The conventional approach used to account for geomechanical effects when modeling steam injection operations is based on dilation/compaction tables. These tables are mostly empirical and are usually employed as a history-matching parameter to calibrate simulation models to observed injection/production rates and pressures. In this study, we use a more rigorous workflow that couples a geomechanical simulator to more accurately model the changes in permeability and pore volume that occur during high-pressure steam injection.
This paper demonstrates a new approach for incorporating and modeling the geomechanical effects observed while injecting steam for heavy oil recovery, specifically during SAGD (Steam-Assisted Gravity Drainage) operations. This workflow does not need an explicit, empirical table relating pressure to permeability and porosity; instead it uses a mechanical simulator to determine the evolution of the reservoir's stresses and strains to calculate a new property distribution that is updated in the reservoir simulator to account for dilation and compaction phenomena.

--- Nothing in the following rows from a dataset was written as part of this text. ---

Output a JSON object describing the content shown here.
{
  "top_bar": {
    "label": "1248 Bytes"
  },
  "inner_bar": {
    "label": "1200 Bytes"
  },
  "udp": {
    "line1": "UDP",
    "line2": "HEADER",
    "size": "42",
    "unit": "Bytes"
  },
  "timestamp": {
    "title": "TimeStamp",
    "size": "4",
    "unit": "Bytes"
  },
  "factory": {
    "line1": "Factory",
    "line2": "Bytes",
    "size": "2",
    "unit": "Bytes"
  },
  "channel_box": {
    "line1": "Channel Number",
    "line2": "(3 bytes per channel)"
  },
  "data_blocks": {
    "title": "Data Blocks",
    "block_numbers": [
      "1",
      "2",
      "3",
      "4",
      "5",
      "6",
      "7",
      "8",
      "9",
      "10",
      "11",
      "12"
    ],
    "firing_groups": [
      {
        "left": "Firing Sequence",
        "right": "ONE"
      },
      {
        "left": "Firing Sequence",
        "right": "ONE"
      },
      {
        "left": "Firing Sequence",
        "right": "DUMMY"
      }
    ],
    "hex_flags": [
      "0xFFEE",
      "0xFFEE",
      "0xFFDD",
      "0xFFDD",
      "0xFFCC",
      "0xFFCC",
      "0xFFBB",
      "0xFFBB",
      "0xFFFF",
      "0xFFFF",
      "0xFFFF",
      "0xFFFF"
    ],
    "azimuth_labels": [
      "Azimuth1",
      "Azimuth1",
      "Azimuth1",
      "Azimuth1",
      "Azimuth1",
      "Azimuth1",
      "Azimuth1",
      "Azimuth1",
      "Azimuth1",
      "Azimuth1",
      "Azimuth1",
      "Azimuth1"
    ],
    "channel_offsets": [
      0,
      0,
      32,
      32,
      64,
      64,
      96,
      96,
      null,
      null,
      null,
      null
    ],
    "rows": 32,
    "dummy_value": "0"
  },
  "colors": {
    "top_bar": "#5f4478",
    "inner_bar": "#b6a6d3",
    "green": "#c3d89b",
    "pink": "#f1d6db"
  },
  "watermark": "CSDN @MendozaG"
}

To model the complex thermo-poro-mechanical coupling that prevails during thermal stimulation processes, we use a numerical workflow that integrates finite-difference reservoir and finite-element geomechanical simulators. This coupling technique enables a more rigorous modeling of the fluid and heat flows while predicting their influence on the reservoir deformation and stresses. Consequently, a direct link between stress/strain and porosity/permeability can be used to model the geomechanical changes that occur in the reservoir during high-pressure steam injection. We also compare the predicted behavior of SAGD models using the coupled approach against the use of empirical dilation/compaction pressure tables.
A comparison of the simulation results obtained using the proposed coupled approach versus those obtained using empirical tables (uncoupled) showed significant differences in steam injectivity and distribution as well as oil and water production.